Approved January 17, 1890.

CHAPTER 24.

AN ACT to authorize the citizens or other persons owning and producing timber on the waters of Big creek, of Clay and Leslie counties, to boom Big creek.

Be it enacted by the General Assembly of the Commonwealth of Kentucky:

§ 1. That any citizen, or any number of citizens, living upon the waters of Big creek, in Clay and Leslie counties, or any other person owning or producing timber on said creek, be, and they are hereby, authorized to erect a boom across said Big creek at the mouth of said creek, in Clay county, for the purpose of catching saw-logs, staves, or other lumber floated down said creek.
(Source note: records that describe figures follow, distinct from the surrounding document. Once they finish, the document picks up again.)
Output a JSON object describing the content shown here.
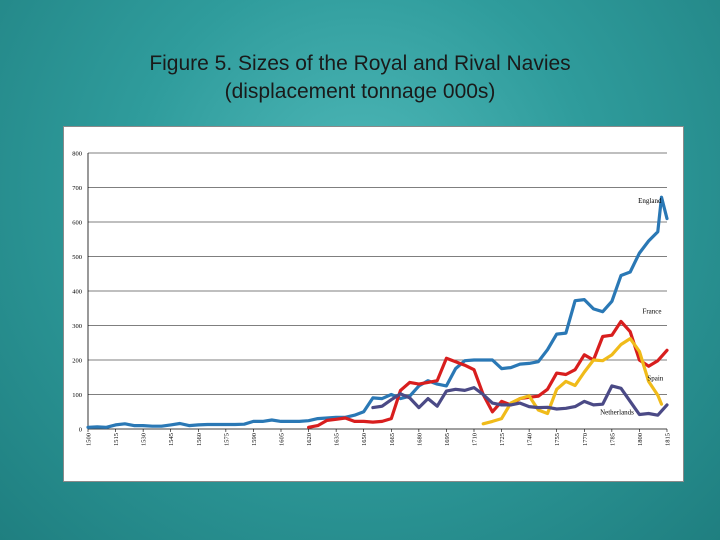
{
  "slide": {
    "title_line1": "Figure 5.  Sizes of the Royal and Rival Navies",
    "title_line2": "(displacement tonnage 000s)"
  },
  "chart_data": {
    "type": "line",
    "title": "Figure 5.  Sizes of the Royal and Rival Navies (displacement tonnage 000s)",
    "xlabel": "",
    "ylabel": "",
    "xlim": [
      1500,
      1815
    ],
    "ylim": [
      0,
      800
    ],
    "grid": "horizontal",
    "y_ticks": [
      0,
      100,
      200,
      300,
      400,
      500,
      600,
      700,
      800
    ],
    "x_ticks": [
      "1500",
      "1515",
      "1530",
      "1545",
      "1560",
      "1575",
      "1590",
      "1605",
      "1620",
      "1635",
      "1650",
      "1665",
      "1680",
      "1695",
      "1710",
      "1725",
      "1740",
      "1755",
      "1770",
      "1785",
      "1800",
      "1815"
    ],
    "series": [
      {
        "name": "England",
        "color": "#2a78b5",
        "label_at": [
          1812,
          655
        ],
        "points": [
          [
            1500,
            5
          ],
          [
            1505,
            6
          ],
          [
            1510,
            5
          ],
          [
            1515,
            12
          ],
          [
            1520,
            15
          ],
          [
            1525,
            10
          ],
          [
            1530,
            10
          ],
          [
            1535,
            8
          ],
          [
            1540,
            8
          ],
          [
            1545,
            12
          ],
          [
            1550,
            16
          ],
          [
            1555,
            10
          ],
          [
            1560,
            12
          ],
          [
            1565,
            13
          ],
          [
            1570,
            13
          ],
          [
            1575,
            13
          ],
          [
            1580,
            13
          ],
          [
            1585,
            14
          ],
          [
            1590,
            22
          ],
          [
            1595,
            22
          ],
          [
            1600,
            26
          ],
          [
            1605,
            22
          ],
          [
            1610,
            22
          ],
          [
            1615,
            22
          ],
          [
            1620,
            24
          ],
          [
            1625,
            30
          ],
          [
            1630,
            32
          ],
          [
            1635,
            34
          ],
          [
            1640,
            34
          ],
          [
            1645,
            40
          ],
          [
            1650,
            50
          ],
          [
            1655,
            90
          ],
          [
            1660,
            88
          ],
          [
            1665,
            100
          ],
          [
            1670,
            88
          ],
          [
            1675,
            95
          ],
          [
            1680,
            125
          ],
          [
            1685,
            140
          ],
          [
            1690,
            130
          ],
          [
            1695,
            125
          ],
          [
            1700,
            175
          ],
          [
            1705,
            198
          ],
          [
            1710,
            200
          ],
          [
            1715,
            200
          ],
          [
            1720,
            200
          ],
          [
            1725,
            175
          ],
          [
            1730,
            178
          ],
          [
            1735,
            188
          ],
          [
            1740,
            190
          ],
          [
            1745,
            195
          ],
          [
            1750,
            230
          ],
          [
            1755,
            275
          ],
          [
            1760,
            278
          ],
          [
            1765,
            372
          ],
          [
            1770,
            375
          ],
          [
            1775,
            348
          ],
          [
            1780,
            340
          ],
          [
            1785,
            370
          ],
          [
            1790,
            445
          ],
          [
            1795,
            455
          ],
          [
            1800,
            510
          ],
          [
            1805,
            545
          ],
          [
            1810,
            572
          ],
          [
            1812,
            672
          ],
          [
            1815,
            610
          ]
        ]
      },
      {
        "name": "France",
        "color": "#d81e1e",
        "label_at": [
          1812,
          335
        ],
        "points": [
          [
            1620,
            5
          ],
          [
            1625,
            10
          ],
          [
            1630,
            25
          ],
          [
            1635,
            28
          ],
          [
            1640,
            32
          ],
          [
            1645,
            22
          ],
          [
            1650,
            22
          ],
          [
            1655,
            20
          ],
          [
            1660,
            22
          ],
          [
            1665,
            30
          ],
          [
            1670,
            112
          ],
          [
            1675,
            135
          ],
          [
            1680,
            130
          ],
          [
            1685,
            135
          ],
          [
            1690,
            140
          ],
          [
            1695,
            205
          ],
          [
            1700,
            195
          ],
          [
            1705,
            185
          ],
          [
            1710,
            172
          ],
          [
            1715,
            100
          ],
          [
            1720,
            50
          ],
          [
            1725,
            80
          ],
          [
            1730,
            70
          ],
          [
            1735,
            88
          ],
          [
            1740,
            92
          ],
          [
            1745,
            95
          ],
          [
            1750,
            115
          ],
          [
            1755,
            162
          ],
          [
            1760,
            158
          ],
          [
            1765,
            172
          ],
          [
            1770,
            215
          ],
          [
            1775,
            200
          ],
          [
            1780,
            268
          ],
          [
            1785,
            272
          ],
          [
            1790,
            312
          ],
          [
            1795,
            282
          ],
          [
            1800,
            200
          ],
          [
            1805,
            182
          ],
          [
            1810,
            198
          ],
          [
            1815,
            228
          ]
        ]
      },
      {
        "name": "Spain",
        "color": "#f0bb1a",
        "label_at": [
          1813,
          140
        ],
        "points": [
          [
            1715,
            15
          ],
          [
            1720,
            22
          ],
          [
            1725,
            30
          ],
          [
            1730,
            75
          ],
          [
            1735,
            88
          ],
          [
            1740,
            96
          ],
          [
            1745,
            55
          ],
          [
            1750,
            45
          ],
          [
            1755,
            115
          ],
          [
            1760,
            138
          ],
          [
            1765,
            126
          ],
          [
            1770,
            165
          ],
          [
            1775,
            200
          ],
          [
            1780,
            198
          ],
          [
            1785,
            215
          ],
          [
            1790,
            245
          ],
          [
            1795,
            262
          ],
          [
            1800,
            225
          ],
          [
            1805,
            138
          ],
          [
            1810,
            98
          ],
          [
            1812,
            72
          ]
        ]
      },
      {
        "name": "Netherlands",
        "color": "#4b4a86",
        "label_at": [
          1797,
          42
        ],
        "points": [
          [
            1655,
            62
          ],
          [
            1660,
            66
          ],
          [
            1665,
            85
          ],
          [
            1670,
            102
          ],
          [
            1675,
            90
          ],
          [
            1680,
            62
          ],
          [
            1685,
            88
          ],
          [
            1690,
            66
          ],
          [
            1695,
            110
          ],
          [
            1700,
            115
          ],
          [
            1705,
            112
          ],
          [
            1710,
            120
          ],
          [
            1715,
            100
          ],
          [
            1720,
            75
          ],
          [
            1725,
            70
          ],
          [
            1730,
            70
          ],
          [
            1735,
            75
          ],
          [
            1740,
            65
          ],
          [
            1745,
            62
          ],
          [
            1750,
            63
          ],
          [
            1755,
            58
          ],
          [
            1760,
            60
          ],
          [
            1765,
            65
          ],
          [
            1770,
            80
          ],
          [
            1775,
            70
          ],
          [
            1780,
            72
          ],
          [
            1785,
            125
          ],
          [
            1790,
            118
          ],
          [
            1795,
            80
          ],
          [
            1800,
            42
          ],
          [
            1805,
            45
          ],
          [
            1810,
            40
          ],
          [
            1815,
            70
          ]
        ]
      }
    ]
  }
}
§ 2. The person or persons booming said creek shall not be permitted to charge for catching and holding of any logs, staves, or other lumber, except by special contract with the owner of said logs, staves, or other lumber.

$3. This act shall take effect from and after its passage.

Approved January 17, 1890.

CHAPTER 26.

AN ACT to change the time of holding the Christian Quarterly Court.

Be it enacted by the General Assembly of the Commonwealth of Kentucky:

1. That the Christian Quarterly Court shall be held on the second Monday of January, April, July and October of each year, and each term of said court shall continue as long as the business thereof may require.

2. This act shall take effect and be in force on and after the first day of February, one thousand eight hundred and ninety.

Approved January 17, 1890.

CHAPTER 27.

AN ACT to incorporate the Louisville Steam Motor Power Company.

Be it enacted by the General Assembly of the Commonwealth of Kentucky:

§ 1. That W. S. Hays, Fred. Hoertz, G. E. Thurman, Incorporators. Z. Phelps, their associates, successors and assigns, be, and they are hereby, associated and incorporated as "The Louisville Steam Motor Power Company," with power to sue and be sued in and by its corporate name; to have and use a common seal, and with all other powers common or incident to incorporated bodies.